I vostri testi sono sempre molto pensati, poetici. Sentite la responsabilità di rivolgervi a così tante persone?
«Sentirsi responsabili delle proprie parole finirebbe inevitabilmente col condizionare la scrittura stessa. E, alla fine, sarebbe come prendere in giro chi decide di ascoltare i tuoi pensieri in musica. Equivarrebbe a limitare la propria libertà ancor prima di poterla di fatto esercitare».
Vi è mai accaduto di limitarvi nella scrittura?

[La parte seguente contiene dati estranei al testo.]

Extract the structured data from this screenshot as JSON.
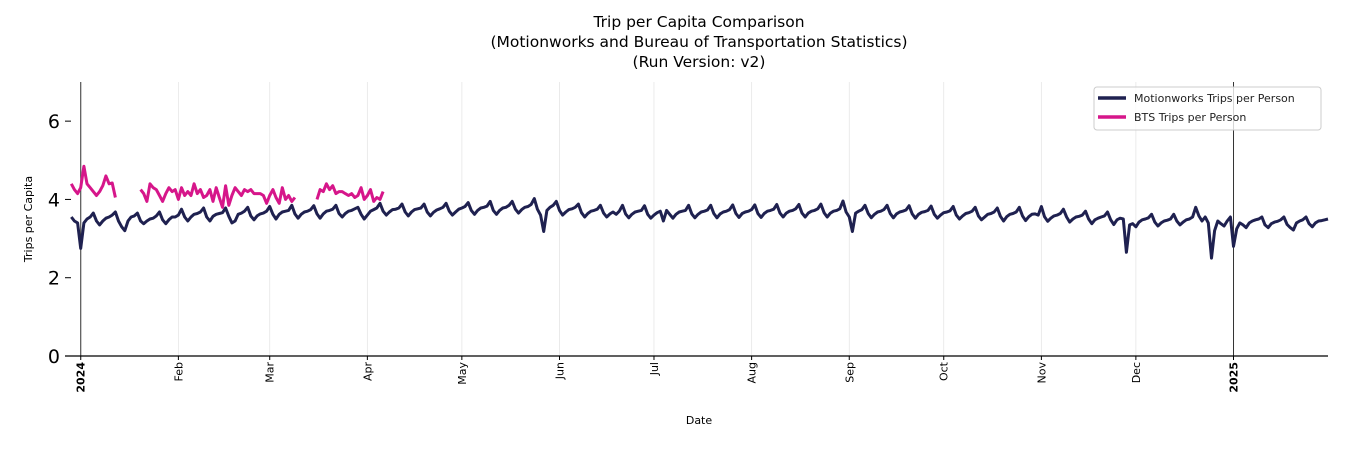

«Solo una volta, quando abbiamo avuto paura di lasciare nella canzone Attenta la frase ti uccido in questa stanza, trasformata poi in mi uccidi in questa stanza. La drammatica attualità del femminicidio ci ha spinti a fare un passo indietro, incuranti, solo per una volta, del fatto che stessimo limitando la nostra libertà di autori. Ma l’abbiamo fatto per una giusta causa: volevamo far riflettere quante più persone possibile su questo fenomeno assurdo, cambiando la frase e soprattutto parlandone e facendo conoscere la profonda crisi che abbiamo vissuto per colpa di quello che alcuni uomini avevano osato perpetrare ai danni di altri esseri umani. Alcuni uomini non hanno ucciso solo la donna, ma anche la poesia!».

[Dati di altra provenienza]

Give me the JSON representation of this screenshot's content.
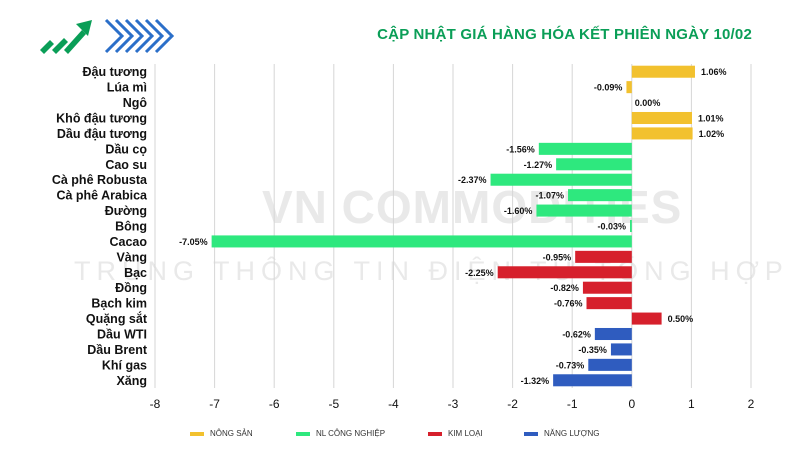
{
  "title": "CẬP NHẬT GIÁ HÀNG HÓA KẾT PHIÊN NGÀY 10/02",
  "watermark": {
    "line1": "VN COMMODITIES",
    "line2": "TRUNG THÔNG TIN ĐIỆN TỬ TỔNG HỢP"
  },
  "colors": {
    "nong_san": "#f2c12e",
    "nl_cong_nghiep": "#2ee87e",
    "kim_loai": "#d6202c",
    "nang_luong": "#2f5cbf",
    "title": "#0a9e57"
  },
  "chart_data": {
    "type": "bar",
    "orientation": "horizontal",
    "title": "CẬP NHẬT GIÁ HÀNG HÓA KẾT PHIÊN NGÀY 10/02",
    "xlabel": "",
    "ylabel": "",
    "xlim": [
      -8,
      2
    ],
    "xticks": [
      -8,
      -7,
      -6,
      -5,
      -4,
      -3,
      -2,
      -1,
      0,
      1,
      2
    ],
    "grid": "vertical",
    "legend_position": "bottom",
    "groups": [
      {
        "key": "nong_san",
        "name": "NÔNG SẢN"
      },
      {
        "key": "nl_cong_nghiep",
        "name": "NL CÔNG NGHIỆP"
      },
      {
        "key": "kim_loai",
        "name": "KIM LOẠI"
      },
      {
        "key": "nang_luong",
        "name": "NĂNG LƯỢNG"
      }
    ],
    "items": [
      {
        "name": "Đậu tương",
        "value": 1.06,
        "label": "1.06%",
        "group": "nong_san"
      },
      {
        "name": "Lúa mì",
        "value": -0.09,
        "label": "-0.09%",
        "group": "nong_san"
      },
      {
        "name": "Ngô",
        "value": 0.0,
        "label": "0.00%",
        "group": "nong_san"
      },
      {
        "name": "Khô đậu tương",
        "value": 1.01,
        "label": "1.01%",
        "group": "nong_san"
      },
      {
        "name": "Dầu đậu tương",
        "value": 1.02,
        "label": "1.02%",
        "group": "nong_san"
      },
      {
        "name": "Dầu cọ",
        "value": -1.56,
        "label": "-1.56%",
        "group": "nl_cong_nghiep"
      },
      {
        "name": "Cao su",
        "value": -1.27,
        "label": "-1.27%",
        "group": "nl_cong_nghiep"
      },
      {
        "name": "Cà phê Robusta",
        "value": -2.37,
        "label": "-2.37%",
        "group": "nl_cong_nghiep"
      },
      {
        "name": "Cà phê Arabica",
        "value": -1.07,
        "label": "-1.07%",
        "group": "nl_cong_nghiep"
      },
      {
        "name": "Đường",
        "value": -1.6,
        "label": "-1.60%",
        "group": "nl_cong_nghiep"
      },
      {
        "name": "Bông",
        "value": -0.03,
        "label": "-0.03%",
        "group": "nl_cong_nghiep"
      },
      {
        "name": "Cacao",
        "value": -7.05,
        "label": "-7.05%",
        "group": "nl_cong_nghiep"
      },
      {
        "name": "Vàng",
        "value": -0.95,
        "label": "-0.95%",
        "group": "kim_loai"
      },
      {
        "name": "Bạc",
        "value": -2.25,
        "label": "-2.25%",
        "group": "kim_loai"
      },
      {
        "name": "Đồng",
        "value": -0.82,
        "label": "-0.82%",
        "group": "kim_loai"
      },
      {
        "name": "Bạch kim",
        "value": -0.76,
        "label": "-0.76%",
        "group": "kim_loai"
      },
      {
        "name": "Quặng sắt",
        "value": 0.5,
        "label": "0.50%",
        "group": "kim_loai"
      },
      {
        "name": "Dầu WTI",
        "value": -0.62,
        "label": "-0.62%",
        "group": "nang_luong"
      },
      {
        "name": "Dầu Brent",
        "value": -0.35,
        "label": "-0.35%",
        "group": "nang_luong"
      },
      {
        "name": "Khí gas",
        "value": -0.73,
        "label": "-0.73%",
        "group": "nang_luong"
      },
      {
        "name": "Xăng",
        "value": -1.32,
        "label": "-1.32%",
        "group": "nang_luong"
      }
    ]
  }
}
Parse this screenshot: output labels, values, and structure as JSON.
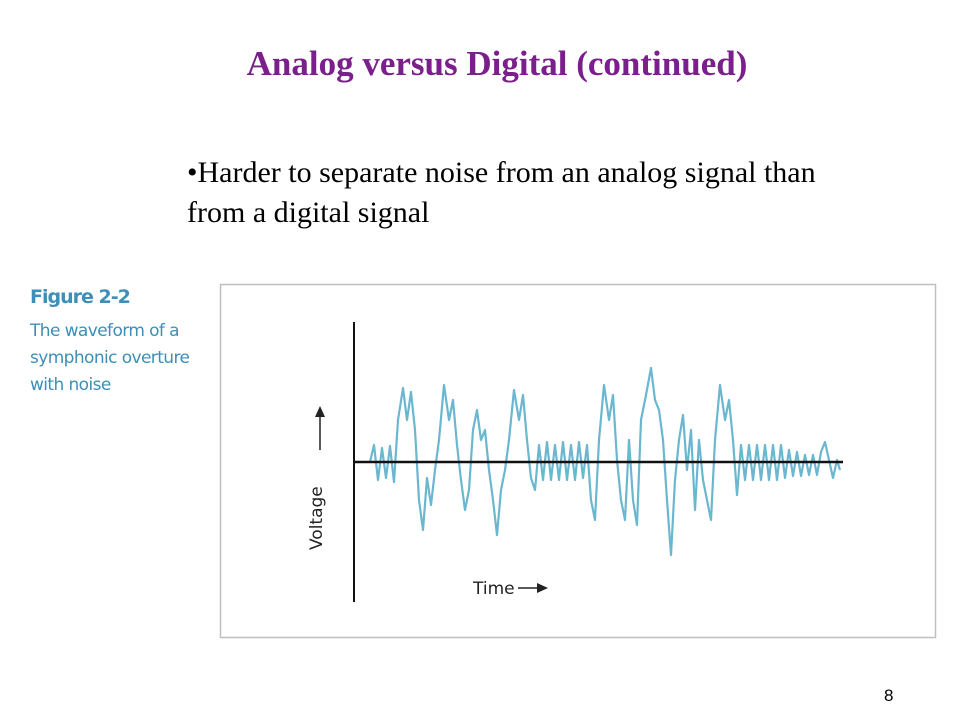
{
  "header": {
    "title": "Analog versus Digital (continued)"
  },
  "bullets": [
    "Harder to separate noise from an analog signal than from a digital signal"
  ],
  "figure": {
    "label": "Figure 2-2",
    "caption": [
      "The waveform of a",
      "symphonic overture",
      "with noise"
    ],
    "y_axis_label": "Voltage",
    "x_axis_label": "Time"
  },
  "page_number": "8"
}
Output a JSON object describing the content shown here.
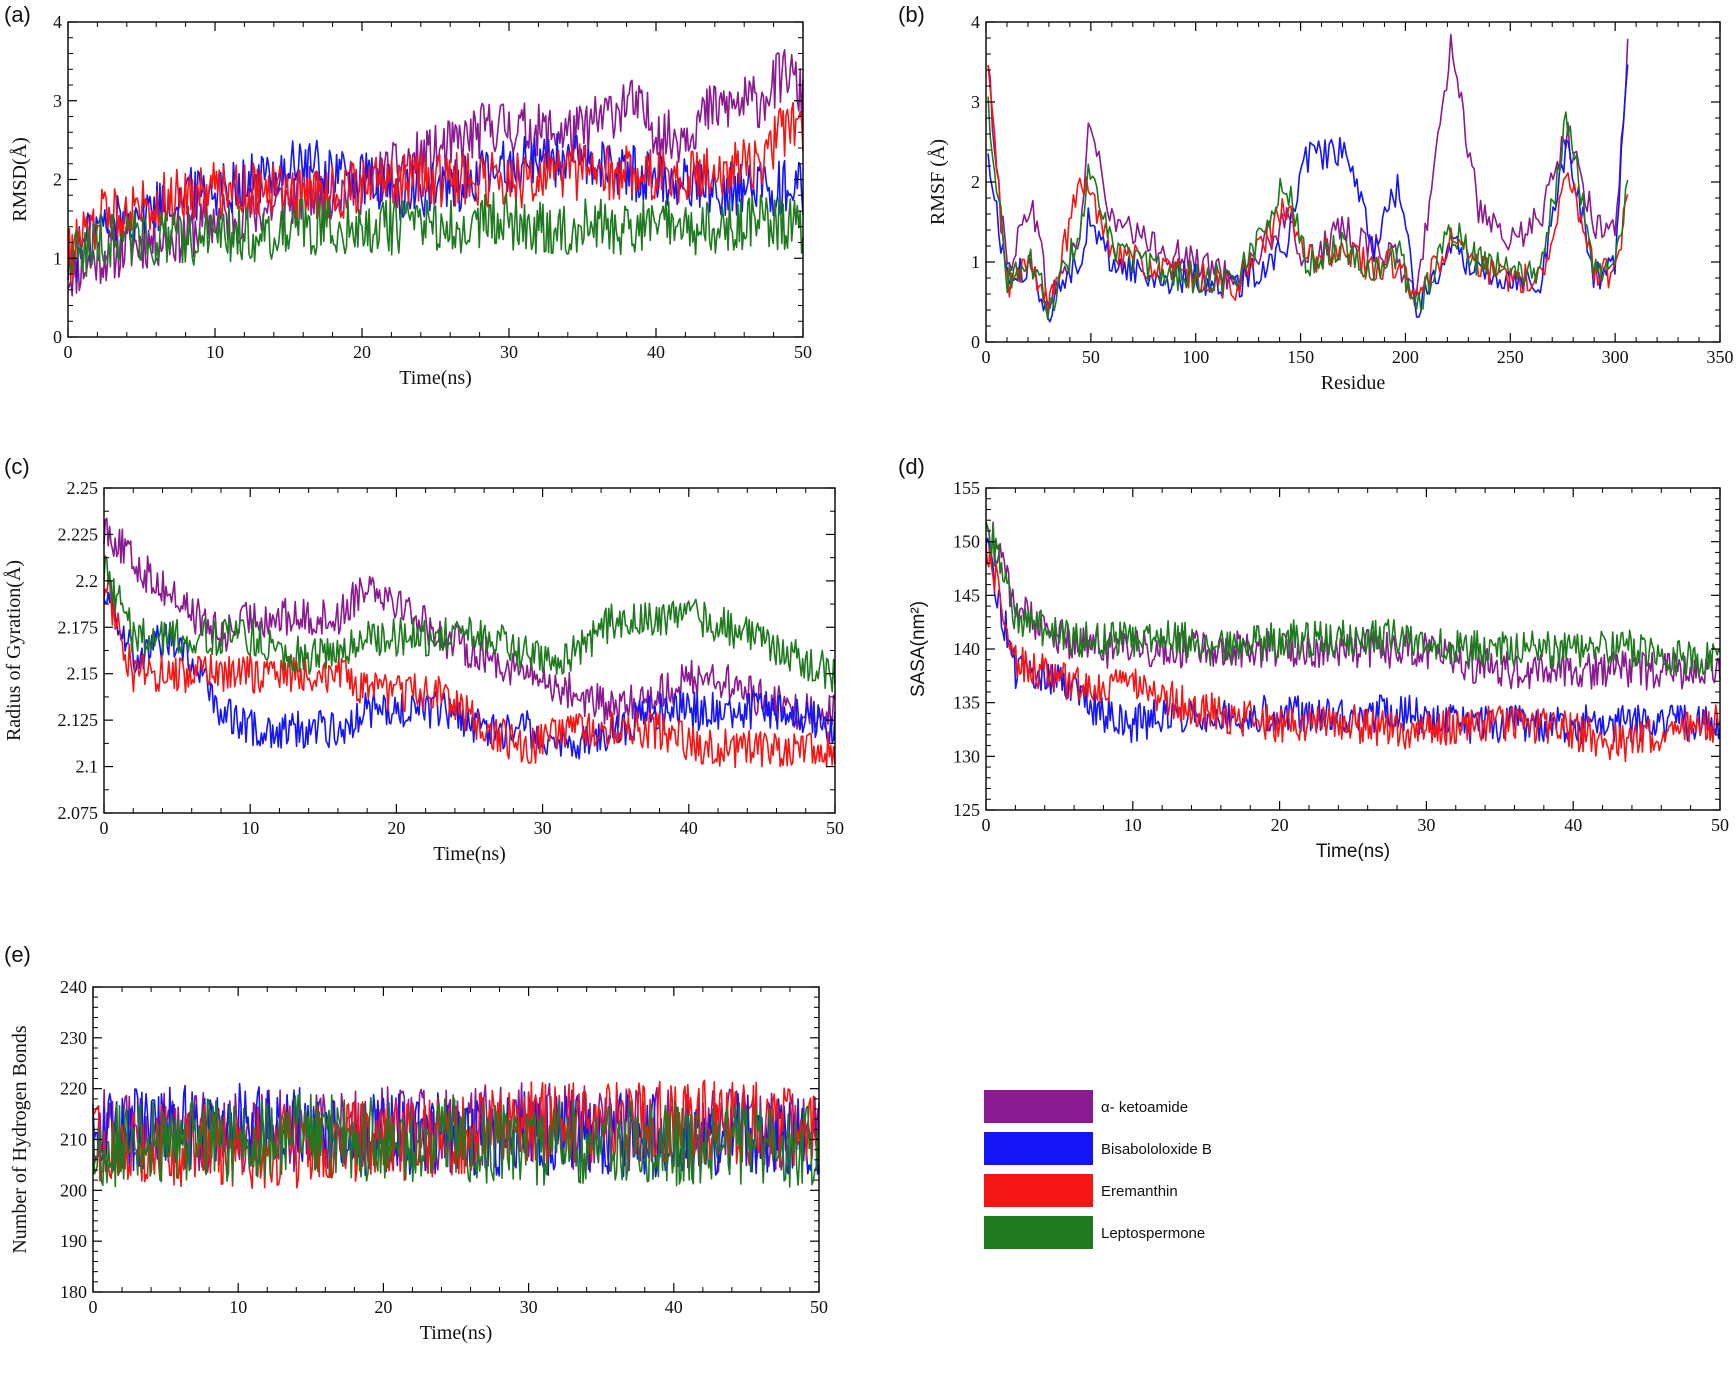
{
  "series_colors": {
    "alpha_ketoamide": "#8a1a8f",
    "bisabololoxide_b": "#1515f5",
    "eremanthin": "#f51515",
    "leptospermone": "#1f7a1f"
  },
  "legend": [
    {
      "name": "α- ketoamide",
      "color": "#8a1a8f"
    },
    {
      "name": "Bisabololoxide B",
      "color": "#1515f5"
    },
    {
      "name": "Eremanthin",
      "color": "#f51515"
    },
    {
      "name": "Leptospermone",
      "color": "#1f7a1f"
    }
  ],
  "chart_data": [
    {
      "panel": "(a)",
      "type": "line",
      "xlabel": "Time(ns)",
      "ylabel": "RMSD(Å)",
      "xlim": [
        0,
        50
      ],
      "ylim": [
        0,
        4
      ],
      "xticks": [
        0,
        10,
        20,
        30,
        40,
        50
      ],
      "yticks": [
        0,
        1,
        2,
        3,
        4
      ],
      "x": [
        0,
        2,
        5,
        8,
        10,
        13,
        16,
        20,
        23,
        26,
        29,
        32,
        35,
        38,
        41,
        44,
        47,
        49,
        50
      ],
      "series": [
        {
          "name": "α- ketoamide",
          "values": [
            0.8,
            1.0,
            1.2,
            1.3,
            1.5,
            1.6,
            1.8,
            1.9,
            2.2,
            2.4,
            2.7,
            2.6,
            2.6,
            3.0,
            2.5,
            2.9,
            3.0,
            3.4,
            3.0
          ]
        },
        {
          "name": "Bisabololoxide B",
          "values": [
            0.9,
            1.4,
            1.6,
            1.8,
            1.9,
            2.0,
            2.2,
            2.0,
            1.8,
            1.9,
            2.1,
            2.3,
            2.2,
            2.1,
            2.0,
            1.9,
            1.9,
            1.9,
            1.9
          ]
        },
        {
          "name": "Eremanthin",
          "values": [
            1.0,
            1.5,
            1.7,
            1.8,
            1.9,
            1.9,
            1.8,
            1.9,
            2.0,
            2.0,
            2.0,
            2.0,
            2.1,
            2.1,
            2.0,
            2.1,
            2.2,
            2.7,
            2.6
          ]
        },
        {
          "name": "Leptospermone",
          "values": [
            1.0,
            1.2,
            1.3,
            1.2,
            1.3,
            1.3,
            1.4,
            1.4,
            1.4,
            1.4,
            1.5,
            1.4,
            1.4,
            1.4,
            1.4,
            1.4,
            1.5,
            1.4,
            1.4
          ]
        }
      ]
    },
    {
      "panel": "(b)",
      "type": "line",
      "xlabel": "Residue",
      "ylabel": "RMSF (Å)",
      "xlim": [
        0,
        350
      ],
      "ylim": [
        0,
        4
      ],
      "xticks": [
        0,
        50,
        100,
        150,
        200,
        250,
        300,
        350
      ],
      "yticks": [
        0,
        1,
        2,
        3,
        4
      ],
      "x": [
        1,
        10,
        22,
        30,
        45,
        49,
        60,
        80,
        100,
        120,
        143,
        153,
        170,
        185,
        197,
        205,
        222,
        235,
        250,
        265,
        277,
        290,
        300,
        306
      ],
      "series": [
        {
          "name": "α- ketoamide",
          "values": [
            3.4,
            0.9,
            1.8,
            0.5,
            1.3,
            2.8,
            1.5,
            1.2,
            1.0,
            0.8,
            1.5,
            1.0,
            1.4,
            1.2,
            1.0,
            0.5,
            3.8,
            1.6,
            1.2,
            1.6,
            2.6,
            1.5,
            1.4,
            3.6
          ]
        },
        {
          "name": "Bisabololoxide B",
          "values": [
            2.3,
            0.8,
            0.9,
            0.4,
            1.1,
            1.5,
            1.0,
            0.8,
            0.8,
            0.7,
            1.2,
            2.3,
            2.4,
            1.2,
            2.0,
            0.4,
            1.2,
            0.9,
            0.8,
            0.8,
            2.5,
            0.8,
            1.0,
            3.6
          ]
        },
        {
          "name": "Eremanthin",
          "values": [
            3.4,
            0.7,
            1.0,
            0.4,
            2.0,
            1.9,
            1.2,
            0.9,
            0.8,
            0.7,
            1.7,
            1.0,
            1.2,
            0.9,
            1.0,
            0.5,
            1.3,
            0.9,
            0.8,
            0.8,
            2.2,
            0.9,
            0.8,
            1.9
          ]
        },
        {
          "name": "Leptospermone",
          "values": [
            3.0,
            0.8,
            1.0,
            0.4,
            1.4,
            2.1,
            1.2,
            0.9,
            0.8,
            0.8,
            2.0,
            1.0,
            1.2,
            0.9,
            1.1,
            0.4,
            1.4,
            1.0,
            0.9,
            0.9,
            2.8,
            1.0,
            0.9,
            2.0
          ]
        }
      ]
    },
    {
      "panel": "(c)",
      "type": "line",
      "xlabel": "Time(ns)",
      "ylabel": "Radius of Gyration(Å)",
      "xlim": [
        0,
        50
      ],
      "ylim": [
        2.075,
        2.25
      ],
      "xticks": [
        0,
        10,
        20,
        30,
        40,
        50
      ],
      "yticks": [
        2.075,
        2.1,
        2.125,
        2.15,
        2.175,
        2.2,
        2.225,
        2.25
      ],
      "x": [
        0,
        2,
        5,
        8,
        10,
        13,
        16,
        18,
        20,
        23,
        26,
        29,
        32,
        35,
        38,
        41,
        44,
        47,
        50
      ],
      "series": [
        {
          "name": "α- ketoamide",
          "values": [
            2.23,
            2.21,
            2.19,
            2.17,
            2.18,
            2.18,
            2.18,
            2.2,
            2.19,
            2.17,
            2.16,
            2.15,
            2.14,
            2.13,
            2.14,
            2.15,
            2.14,
            2.13,
            2.13
          ]
        },
        {
          "name": "Bisabololoxide B",
          "values": [
            2.2,
            2.16,
            2.17,
            2.13,
            2.12,
            2.12,
            2.12,
            2.13,
            2.13,
            2.13,
            2.12,
            2.12,
            2.11,
            2.12,
            2.13,
            2.13,
            2.13,
            2.13,
            2.12
          ]
        },
        {
          "name": "Eremanthin",
          "values": [
            2.2,
            2.15,
            2.15,
            2.15,
            2.15,
            2.15,
            2.15,
            2.14,
            2.14,
            2.14,
            2.12,
            2.11,
            2.12,
            2.12,
            2.12,
            2.11,
            2.11,
            2.11,
            2.11
          ]
        },
        {
          "name": "Leptospermone",
          "values": [
            2.21,
            2.17,
            2.17,
            2.17,
            2.17,
            2.16,
            2.16,
            2.17,
            2.17,
            2.17,
            2.17,
            2.16,
            2.16,
            2.18,
            2.18,
            2.18,
            2.17,
            2.16,
            2.15
          ]
        }
      ]
    },
    {
      "panel": "(d)",
      "type": "line",
      "xlabel": "Time(ns)",
      "ylabel": "SASA(nm²)",
      "xlim": [
        0,
        50
      ],
      "ylim": [
        125,
        155
      ],
      "xticks": [
        0,
        10,
        20,
        30,
        40,
        50
      ],
      "yticks": [
        125,
        130,
        135,
        140,
        145,
        150,
        155
      ],
      "x": [
        0,
        2,
        5,
        8,
        10,
        13,
        16,
        20,
        23,
        26,
        29,
        32,
        35,
        38,
        41,
        44,
        47,
        50
      ],
      "series": [
        {
          "name": "α- ketoamide",
          "values": [
            152,
            144,
            141,
            140,
            140,
            140,
            140,
            140,
            140,
            140,
            140,
            139,
            138,
            138,
            138,
            138,
            138,
            138
          ]
        },
        {
          "name": "Bisabololoxide B",
          "values": [
            150,
            138,
            137,
            134,
            133,
            134,
            134,
            134,
            134,
            134,
            134,
            133,
            133,
            133,
            133,
            133,
            133,
            133
          ]
        },
        {
          "name": "Eremanthin",
          "values": [
            150,
            139,
            137,
            136,
            137,
            135,
            134,
            133,
            133,
            133,
            132,
            133,
            133,
            133,
            132,
            131,
            133,
            133
          ]
        },
        {
          "name": "Leptospermone",
          "values": [
            152,
            143,
            141,
            141,
            141,
            141,
            140,
            141,
            141,
            141,
            141,
            140,
            140,
            140,
            140,
            140,
            139,
            139
          ]
        }
      ]
    },
    {
      "panel": "(e)",
      "type": "line",
      "xlabel": "Time(ns)",
      "ylabel": "Number of Hydrogen Bonds",
      "xlim": [
        0,
        50
      ],
      "ylim": [
        180,
        240
      ],
      "xticks": [
        0,
        10,
        20,
        30,
        40,
        50
      ],
      "yticks": [
        180,
        190,
        200,
        210,
        220,
        230,
        240
      ],
      "x": [
        0,
        5,
        10,
        15,
        20,
        25,
        30,
        35,
        40,
        45,
        50
      ],
      "series": [
        {
          "name": "α- ketoamide",
          "values": [
            212,
            212,
            211,
            212,
            212,
            212,
            213,
            212,
            212,
            212,
            212
          ]
        },
        {
          "name": "Bisabololoxide B",
          "values": [
            211,
            213,
            213,
            212,
            211,
            211,
            211,
            211,
            211,
            211,
            211
          ]
        },
        {
          "name": "Eremanthin",
          "values": [
            210,
            209,
            208,
            209,
            210,
            211,
            213,
            213,
            214,
            213,
            212
          ]
        },
        {
          "name": "Leptospermone",
          "values": [
            209,
            209,
            210,
            211,
            210,
            210,
            209,
            210,
            209,
            209,
            209
          ]
        }
      ]
    }
  ]
}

A proposito di testi, non è che finalmente svelate chi è il «verde coniglio dalle mille facce buffe»?
«No, mi spiace, il mistero rimarrà».
Voi condividete sempre ogni dettaglio dei vostri dischi, a partire dalla copertina. Come è andata questa volta?

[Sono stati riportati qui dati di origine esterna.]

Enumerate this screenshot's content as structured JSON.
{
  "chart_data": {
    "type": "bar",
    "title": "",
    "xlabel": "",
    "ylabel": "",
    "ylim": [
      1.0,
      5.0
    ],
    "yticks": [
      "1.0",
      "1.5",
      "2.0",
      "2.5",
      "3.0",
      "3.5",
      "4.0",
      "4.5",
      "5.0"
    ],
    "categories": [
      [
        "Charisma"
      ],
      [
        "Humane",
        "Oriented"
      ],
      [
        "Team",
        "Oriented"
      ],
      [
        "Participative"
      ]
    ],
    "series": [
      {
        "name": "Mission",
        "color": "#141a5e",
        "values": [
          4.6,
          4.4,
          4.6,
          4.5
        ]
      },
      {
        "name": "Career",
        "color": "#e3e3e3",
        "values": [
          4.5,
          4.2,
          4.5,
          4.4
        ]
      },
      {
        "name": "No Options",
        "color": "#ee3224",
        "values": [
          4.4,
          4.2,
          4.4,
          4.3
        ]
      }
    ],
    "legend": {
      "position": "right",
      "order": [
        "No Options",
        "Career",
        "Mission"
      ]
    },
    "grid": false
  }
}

«La copertina di un disco è un po’ come mostrare per la prima volta agli altri la propria faccia, dopo essere venuti al mondo. Per noi non è qualcosa di solo estetico e formale: è fondamentale per comprendere appieno i contenuti di un nuovo album. Ermanno Carlà riesce sempre a centrare il senso di un intero disco attraverso la scelta dell’immagine migliore per rappresentarlo. Anche in questo caso, infatti, il jolly roger, ossia il trisimbolo che campeggia sulla copertina di La rivoluzione sta arrivando, è perfetto perché racchiude e racconta i temi principali del disco: vita, morte e ironia».
Quanta Puglia c’è nelle vostre canzoni?
«Ci siamo noi con tutto quello che la nostra terra ci ha lasciato dentro: la sostanza».
Conoscete Varese?
«Varese la conosco bene, personalmente. E, come tutte le città italiane, mi affascina per la sua unicità, il suo passato, il suo patrimonio umano, storico e artistico».
Che cosa vi piace del nord Italia e che cosa invece proprio non capite?
«Cosa non capiamo del Nord? La Lega! Per il resto, il Nord è stupendo come tutta la nostra, stupenda Italia. Unita».
Domenica 15 maggio al Palawhirpool di Varese, piazzale Gramsci, ore 21, biglietti 55/40 euro, info 02.53006501, www.livenation.it.